Diagnosis, Treatment Of Depression Among Elderly Depend On Racial, Cultural Factors
Community-dwelling African Americans less likely to be diagnosed and treated
Despite improvements to diagnostic tools and therapies in the two last decades, significant disparities in the diagnosis and treatment of depression remain, according to Rutgers research published online by the American Journal of Public Health (print, February 2012).
In the study “Racial and Ethnic Disparities in Depression Care in Community-Dwelling Elderly in the United States,” lead author Ayse Akincigil, an assistant professor in Rutgers´ School of Social Work, and colleagues found that African Americans were significantly less likely to receive a depression diagnosis from a health care provider than were non-Hispanic whites. In addition, those diagnosed were less likely to be treated for depression.
“Vigorous clinical and public health initiatives are needed to address this persisting disparity in care,” she said.
Depression is a significant public health problem for older Americans — about 6.6 percent of elderly Americans experience an episode of major depression each year. “If untreated or undertreated, depression can significantly diminish quality of life,” Akincigil said. In addition, depression can complicate such medical conditions commonly found in older populations as congestive heart failure, diabetes and arthritis.

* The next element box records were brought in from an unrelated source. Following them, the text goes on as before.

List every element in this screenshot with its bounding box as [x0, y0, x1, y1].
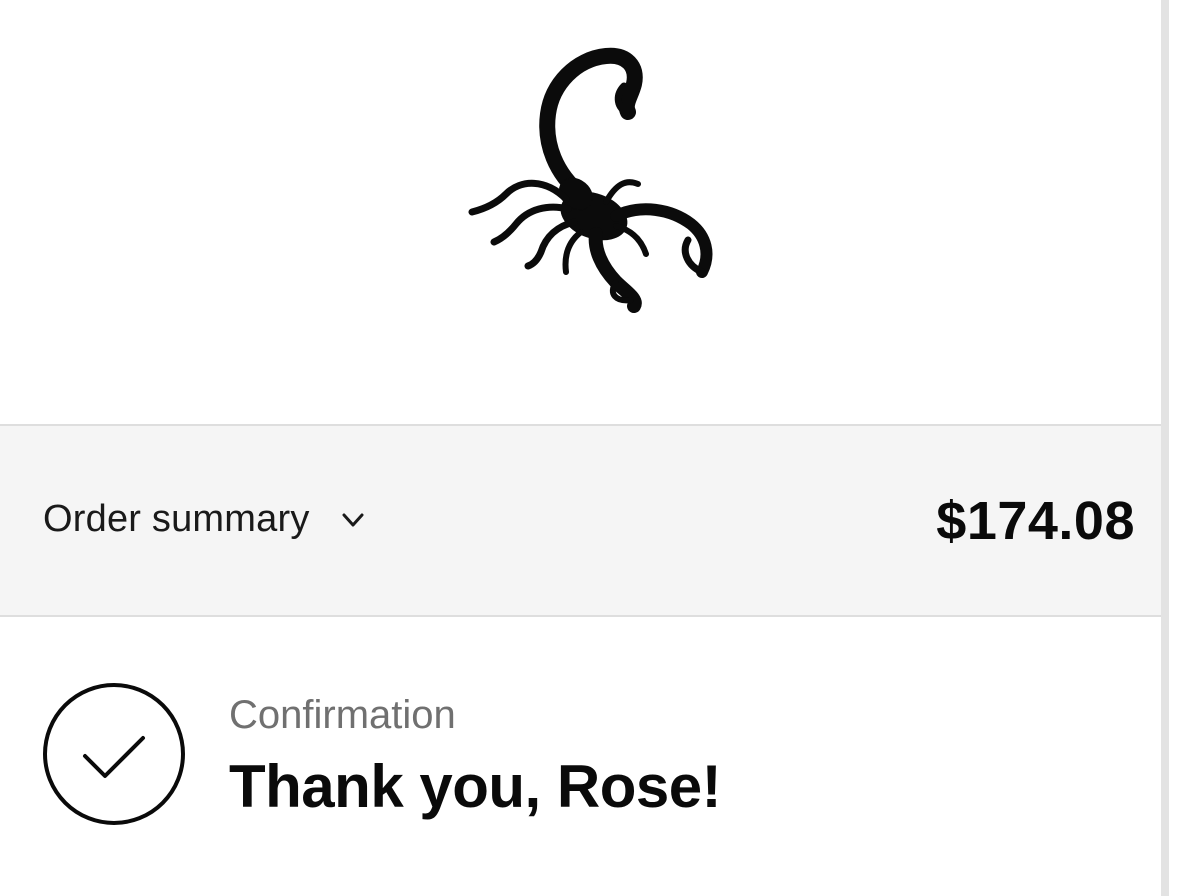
- checkout-confirmation-page: Order summary $174.08 Confirmation Thank…: [0, 0, 1179, 896]
- scorpion-icon: [468, 47, 713, 313]
- thank-you-heading: Thank you, Rose!: [229, 753, 722, 820]
- confirmation-label: Confirmation: [229, 693, 456, 737]
- chevron-down-icon: [342, 513, 364, 526]
- order-summary-toggle[interactable]: Order summary: [43, 498, 368, 541]
- order-summary-label: Order summary: [43, 498, 310, 540]
- header: [0, 0, 1161, 426]
- scrollbar[interactable]: [1161, 0, 1179, 896]
- checkmark-circle-icon: [43, 683, 185, 825]
- order-total: $174.08: [936, 491, 1135, 551]
- order-summary-bar: Order summary $174.08: [0, 424, 1161, 617]
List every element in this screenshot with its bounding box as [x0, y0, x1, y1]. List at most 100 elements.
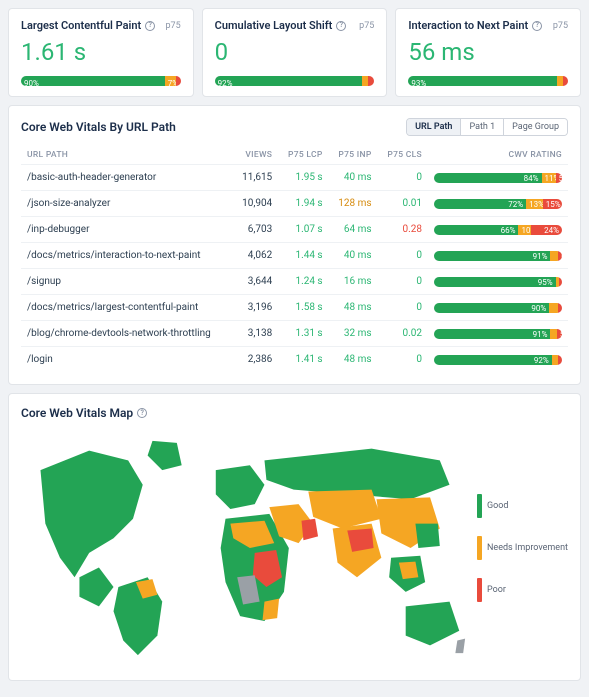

For their study, Rutgers researchers culled data from the U.S. Medicare Current Beneficiary Survey, 2001-2005 obtaining information on health care use and costs, health status, medical and prescription drug insurance coverage, access to care and use of services. Based on a national survey of 33,708 Medicare beneficiaries, depression diagnosis rates were 6.4 percent for non-Hispanic whites, 4.2 percent for African Americans, 7.2 percent for Hispanics and 3.8 percent for others. The heterogeneity of Hispanics makes it difficult to determine why they are undertreated and their treatment preferences, Akincigil said.
“Are there cultural differences or systemic differences regarding health care quality and access for treatment of depression?” Akincigil asked. “If African Americans prefer psychotherapy over drugs, then accessing therapists for treatment in poorer neighborhoods is a lot more difficult than it is for whites, who generally have higher incomes and live in neighborhoods more likely for therapists and doctors to be located.
“Whites use more antidepressants than African Americans. We presume they have better access to doctors and pharmacies, and more money to spend on drugs.”
The investigation focused on whether there are racial/ethnic differences in the rate of diagnosis of depression among the elderly, controlling for sociodemographic characteristics and depression symptoms (depressed mood, anhedonia) reported on a two-item screener, and also in treatment provided to those diagnosed with depression by a health care provider. Akincigil said there is evidence that help-seeking patterns differ by race/ethnicity, contributing to the gap in depression diagnosis rates. Stigma, patient attitudes and knowledge also may vary by race and ethnicity.
“African Americans might turn to their pastors or lay counselors in the absence of psychotherapists,” she said. “Low-income African Americans who were engaged in psychotherapy reported that stigma, dysfunctional coping behavior, shame and denial could be reasons some African Americans do not seek professional help.”
The nature of the patient-physician relationship also might contribute to disparities in depression diagnosis rates. “African Americans reported greater distrust of physicians and poorer patient-physician communication than do white patients,” Akincigil explained. “Communication difficulties may contribute to lower rates of clinical detection of depression because the diagnosis of depression depends to a considerable degree on communication of subjective distress.”
The researchers also noted that racial and ethnic differences in the clinical presentation of depression may further explain the lower rates of depression detection among African-American patients.
Financial factors may also play a role in the detection rates, according to Akincigil. Among Medicare beneficiaries, African Americans are substantially less likely than non-Hispanic whites to have private supplemental insurance that covers charges larger than standard Medicare-approved amounts. “Differences in provider reimbursement may favor increased clinical detection of depression in white patient groups if higher payment rates result in longer visits,” she said.
Akincigil and co-authors Karen A. Zurlo and Stephen Crystal, both from Rutgers´ School of Social Work; Mark Olfson, Department of Psychiatry at Columbia University; and Michele Siegel and James T. Walkup from Rutgers´ Center for Health Services Research on Pharmacotherapy, Chronic Disease Management and Outcomes, conclude that “efforts are needed to reduce the burden of undetected and untreated depression and to identify the barriers that generate disparities in detection and treatment.”
“Promising approaches include providing universal depression screening and ensuring access to care in low-income and minority neighborhoods,” they write. “An increase in the reimbursement of case management services for the treatment of depression also may be effective.”
The study was supported by the National Institute of Mental Health and by the Agency for Healthcare Research and Quality through a cooperative agreement for the Center for Research and Education on Mental Health Therapeutics at Rutgers.